The Deseret News follows a group of Episcopalians and members of other churches as they head to Alabama to help a community after a tornado to see how service brings religions together.
For the past few days, Kelsey Tokunaga and Ashley Vomund have been happily wielding paintbrushes and sporting smudges of khaki green, gray and brown paint in their hair and fingernails.
The teens, ages 18 and 17, are volunteers with a group from St. Patrick’s Episcopal Church in Incline Village, Nev., and have spent their spring break helping a small Alabama town recover from last April’s devastating tornadoes.
It’s the first time the teens have been to the South, been addressed as “y’all,” and worn shorts at night without freezing. But giving service? That’s nothing new.
“Our church focuses on service,” says Vomund. “And my family has always pushed for volunteering constantly. That one moment where you see someone smile because of something you’ve done, big or small, that makes it all worth it.”
Throughout the country and around the world, religious organizations and their volunteers are constantly rushing to aid and empower victims of natural disasters, war and civil unrest.
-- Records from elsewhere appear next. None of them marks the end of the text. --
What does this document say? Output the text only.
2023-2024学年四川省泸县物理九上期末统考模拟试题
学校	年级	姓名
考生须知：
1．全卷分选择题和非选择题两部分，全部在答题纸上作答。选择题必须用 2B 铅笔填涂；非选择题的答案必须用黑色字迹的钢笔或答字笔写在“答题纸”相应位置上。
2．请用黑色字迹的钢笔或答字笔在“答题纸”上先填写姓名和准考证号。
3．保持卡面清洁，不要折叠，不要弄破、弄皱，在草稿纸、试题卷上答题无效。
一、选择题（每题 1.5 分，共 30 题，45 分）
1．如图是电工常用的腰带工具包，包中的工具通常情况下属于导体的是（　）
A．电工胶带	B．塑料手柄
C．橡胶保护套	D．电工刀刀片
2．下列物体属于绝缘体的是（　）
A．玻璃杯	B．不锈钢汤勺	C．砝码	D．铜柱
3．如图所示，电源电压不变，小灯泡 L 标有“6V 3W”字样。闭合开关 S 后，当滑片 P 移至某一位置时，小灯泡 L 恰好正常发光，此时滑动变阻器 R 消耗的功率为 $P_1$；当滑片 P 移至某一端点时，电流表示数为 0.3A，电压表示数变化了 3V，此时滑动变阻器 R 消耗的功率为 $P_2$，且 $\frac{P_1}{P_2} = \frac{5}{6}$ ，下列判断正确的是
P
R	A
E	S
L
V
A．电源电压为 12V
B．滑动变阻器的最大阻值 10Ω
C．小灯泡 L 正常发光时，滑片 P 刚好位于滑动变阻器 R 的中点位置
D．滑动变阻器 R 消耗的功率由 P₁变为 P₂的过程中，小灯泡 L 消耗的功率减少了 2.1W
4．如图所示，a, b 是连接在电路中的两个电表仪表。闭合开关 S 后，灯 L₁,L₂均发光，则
Working alongside devoted government and private organizations, these religious group volunteers haul branches, mop up floodwater, feed and shelter entire communities and empower victims to rebuild. And while their individual faiths prompt them to act, Mennonites and Mormons, Baptists and Buddhists will put aside doctrinal differences and just go to work — having discovered that they work better when they work together.